Помолчав, Миша согласился:
— Достаточно ясно.
— Для курдов ты европеец, славянин. То есть не человек. Ты для них баран. Животное. Они и будут иметь тебя как животное. Чтобы затем, по прошествии недели, не более, кокнуть. Замочить вглухую. Причем определить, кто именно из них тебя кокнул, мы, увы, не сможем. При всем желании. Таких случаев было несколько. И, насколько я помню, ни в одном из них тюремные власти определить конкретного убийцу так и не смогли. — Батмаз гадко улыбнулся. — Ничего не попишешь. Так уж у них заведено. Прости.
Миша промолчал. Он прекрасно понимал: полицейский не преувеличивает. Про камеры, с умыслом заселяемые только националами, вроде бурят, тувинцев или лезгин, он не раз слышал дома, на родине. И знал: такую же штуку, какой угрожает ему сейчас Батмаз, с ним вполне могли проделать и там — попадись он в руки родной ментовки. Там с белыми националы в камерах поступают примерно так же, как живописал ему Батмаз. Что ж, подумал Миша, если он попадет когда-нибудь в переплет вроде этого, ждать не будет. Пойдет на ножи, насмерть. И постарается при этом прихватить кого-нибудь с собой.
Перегнувшись через стол, к Мише, Батмаз вдруг застыл. Казалось, он сейчас к чему-то принюхивается. Губы его раскрылись, образовав крохотную щелочку, глаза сузились, дыхание стало неровным. Сказал шепотом:
— Вот что, парень: я могу тебе помочь. Но при одном условии: если у нас будет разговор о том, что ты взял там, в России. То, из-за чего Интерпол стоит на ушах. Понял?

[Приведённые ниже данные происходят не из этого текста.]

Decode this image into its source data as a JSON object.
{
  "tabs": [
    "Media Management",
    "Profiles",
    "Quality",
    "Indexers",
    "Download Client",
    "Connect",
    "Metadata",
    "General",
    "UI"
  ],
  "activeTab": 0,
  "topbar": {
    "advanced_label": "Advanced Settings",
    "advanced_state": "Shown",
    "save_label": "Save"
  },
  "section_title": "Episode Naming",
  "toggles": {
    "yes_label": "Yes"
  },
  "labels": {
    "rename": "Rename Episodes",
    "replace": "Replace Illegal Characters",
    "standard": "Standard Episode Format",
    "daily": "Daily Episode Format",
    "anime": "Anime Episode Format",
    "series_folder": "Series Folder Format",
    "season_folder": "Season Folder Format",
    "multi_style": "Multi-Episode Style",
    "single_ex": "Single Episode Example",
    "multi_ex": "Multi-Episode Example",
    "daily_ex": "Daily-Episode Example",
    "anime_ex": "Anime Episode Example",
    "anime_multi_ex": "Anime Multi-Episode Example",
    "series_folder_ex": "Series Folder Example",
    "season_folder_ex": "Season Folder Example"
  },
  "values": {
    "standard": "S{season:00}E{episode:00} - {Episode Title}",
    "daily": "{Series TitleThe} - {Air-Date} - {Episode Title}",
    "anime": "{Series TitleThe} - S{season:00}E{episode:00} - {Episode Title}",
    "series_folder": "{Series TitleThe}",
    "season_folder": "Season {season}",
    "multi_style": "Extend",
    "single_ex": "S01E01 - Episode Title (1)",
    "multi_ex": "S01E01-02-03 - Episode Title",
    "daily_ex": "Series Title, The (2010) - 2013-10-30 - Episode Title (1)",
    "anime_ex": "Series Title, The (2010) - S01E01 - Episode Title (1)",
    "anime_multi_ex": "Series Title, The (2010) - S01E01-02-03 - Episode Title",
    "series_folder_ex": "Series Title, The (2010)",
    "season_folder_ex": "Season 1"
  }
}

Вглядываясь в сузившиеся глазки полицейского, Миша подумал: интересно, что все это может значить? Из текста, который изрек сейчас Батмаз, выходит: он знает об алмазах шаха. Точно. «Из-за чего Интерпол стоит на ушах…» Интерпол может стоять на ушах лишь при одном условии: если его на эти уши поставила российская милиция. Что ж, все это вполне возможно. Но есть кое-какие нюансы. Например, почему бы Батмазу не сказать ему об этом прямо? Не закрывая при этом ладонью нижнюю часть сообщения? Да и вообще, что за прикол — говорить с ним вот так, перегнувшись через стол? Шепотом? Ясно, это покупка. Обычная покупка.
Считая, видимо, что нужный эффект достигнут, Батмаз снова выпрямился на стуле. Взял оставленную в пепельнице сигарету. Затянувшись, спросил:
— Так ты все понял? Каменский?
— Простите, господин лейтенант, но я понял только одно: вы меня с кем-то путаете. В России я ничего не брал. Что же до Интерпола, то там ведь тоже могут ошибаться.
Батмаз сосредоточился на изучении струящегося из сигареты дыма.
— Ладно. Думай, голова. Сам понимаешь, ставка у тебя ограниченная. А я пока попробую связаться с капитаном Онселем.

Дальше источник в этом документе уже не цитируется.